Image from the National Memorial for Peace and Justice in Montgomery, Alabama.

SHREVEPORT, LA — Will James, executive director of the North Louisiana Civil Rights Coalition (NLCRC), will deliver a lecture on the legacy of lynching as part of Centenary’s Black History Month programming in February. The lecture will be held Tuesday, February 19, at 6:00 p.m. in Centenary’s Kilpatrick Auditorium. The event is free and open to the public.

James grew up in Shreveport in the Ledbetter Heights/St. Paul’s Bottoms/downtown area. After a career as an electrical engineer and United States Army soldier, he returned to his hometown to research the history of his childhood neighborhood as well as the bloody legacy of Caddo Parish’s role in the history of lynching in the United States. James is also a member of the Equal Justice Initiative (EJI), an organization dedicated to challenging racial and economic injustices that helps to protect basic human rights for the most vulnerable members of society.
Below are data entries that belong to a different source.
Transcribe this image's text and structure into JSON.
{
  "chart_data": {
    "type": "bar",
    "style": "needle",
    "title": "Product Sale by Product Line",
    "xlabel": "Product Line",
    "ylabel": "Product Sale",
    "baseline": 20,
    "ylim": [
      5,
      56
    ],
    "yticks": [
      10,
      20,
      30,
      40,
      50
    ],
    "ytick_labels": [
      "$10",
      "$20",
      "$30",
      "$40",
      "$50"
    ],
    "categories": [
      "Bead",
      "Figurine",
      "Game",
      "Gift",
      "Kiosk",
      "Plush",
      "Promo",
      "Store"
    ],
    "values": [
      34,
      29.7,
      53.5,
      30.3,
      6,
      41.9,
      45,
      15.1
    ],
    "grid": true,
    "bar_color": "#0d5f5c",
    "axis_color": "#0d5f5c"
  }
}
As executive director of the NLCRC, James directs the organization’s work to provide educational research and a collection of local civil rights data to schools and higher education institutions, non-profit groups, and churches. Eventually, the historical resources will be housed in Shreveport’s first Civil Rights Museum. The museum will include exhibits dedicated to the victims of lynching in Caddo Parish, and to their surviving family members. The research from Caddo Parish will also be linked to the Equal Justice Initiative’s lynching memorial database.

James’s lecture at Centenary presents several disparate but intersecting stories to spark a conversation about the impact of lynching on a national scale and how such atrocities are connected to Shreveport. The event is co-sponsored by the Centenary Department of Philosophy, the Centenary Diversity Committee, and the YWCA of Northwest Louisiana.